Muffin gratinati ai porri


…  ovvero come riciclo il purè di patate (e anche un pochino di prosciutto) senza che nessuno se ne accorga!

Anzi, penseranno che sia stato cucinato apposta! Ed è facilissimo.

In realtà non è difficile recuperare il purè avanzato: si può aggiungere al minestrone, che sarà più cremoso, all’impasto del pane o delle polpette, che risulterà più soffice.

Provate a fare questi muffin, dove il purè si è rivelato prezioso per il gratin.

 

Ingredienti per 8 muffin:

  • 1 porro grande
  • 50 grammi di prosciutto cotto
  • 1 uovo
  • 1 bicchiere piccolo di latte
  • 4 cucchiai di parmigiano reggiano grattugiato
  • Sale, pepe
  • 3 cucchiai di olio evo
  • Qualche cucchiaio di purè avanzato
  • 6 stampi per muffin (i miei in silicone)

 

Tempo di preparazione: 10 minuti

Tempo di cottura: 10 minuti sul fornello + 20 minuti in forno

 

Ho eliminato dal porro la parte verde, cercando di contenere l’esubero (che ho comunque conservato).

L’ho affettato, trasferito in un tegame con l’olio e un pochino di acqua, e l’ho fatto cuocere a fuoco medio. Il porro è tenero e si prepara in pochi minuti.

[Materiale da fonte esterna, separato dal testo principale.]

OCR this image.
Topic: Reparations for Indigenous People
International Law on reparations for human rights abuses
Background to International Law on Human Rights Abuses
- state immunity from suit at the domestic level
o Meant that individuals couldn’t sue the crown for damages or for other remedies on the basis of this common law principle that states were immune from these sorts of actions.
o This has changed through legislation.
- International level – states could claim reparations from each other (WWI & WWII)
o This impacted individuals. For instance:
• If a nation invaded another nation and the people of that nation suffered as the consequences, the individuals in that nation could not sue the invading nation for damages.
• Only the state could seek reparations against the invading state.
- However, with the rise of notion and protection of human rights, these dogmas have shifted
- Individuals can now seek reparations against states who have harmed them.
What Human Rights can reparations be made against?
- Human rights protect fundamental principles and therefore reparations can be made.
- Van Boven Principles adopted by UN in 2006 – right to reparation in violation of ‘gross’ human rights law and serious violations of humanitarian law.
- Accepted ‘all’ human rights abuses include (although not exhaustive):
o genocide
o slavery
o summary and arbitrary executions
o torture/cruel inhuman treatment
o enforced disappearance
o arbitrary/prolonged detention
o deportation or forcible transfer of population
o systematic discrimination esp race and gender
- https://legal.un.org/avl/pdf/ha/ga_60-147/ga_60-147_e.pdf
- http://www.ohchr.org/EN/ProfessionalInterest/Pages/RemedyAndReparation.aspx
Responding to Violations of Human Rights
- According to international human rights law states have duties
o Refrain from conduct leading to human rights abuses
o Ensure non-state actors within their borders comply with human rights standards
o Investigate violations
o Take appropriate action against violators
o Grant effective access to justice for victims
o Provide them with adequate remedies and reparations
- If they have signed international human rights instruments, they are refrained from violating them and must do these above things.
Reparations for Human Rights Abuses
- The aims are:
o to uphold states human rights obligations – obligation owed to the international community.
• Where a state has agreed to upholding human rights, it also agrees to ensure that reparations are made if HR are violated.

Intanto ho tagliato a quadratini le fettine di prosciutto (un pezzo unico è ancora più comodo) e l’ho aggiunto al porro, mescolando bene. Ho spento il fuoco, ho versato prima il latte, per raffreddare il composto, poi l’uovo e infine il parmigiano.

Ho acceso il forno ventilato a 200°.

Ho preso i miei stampi da muffin in silicone, ho distribuito i porri con il loro condimento, cercando di mettere quantità omogenee, e ho terminato con un cucchiaio di purè a coprire bene tutta la superficie.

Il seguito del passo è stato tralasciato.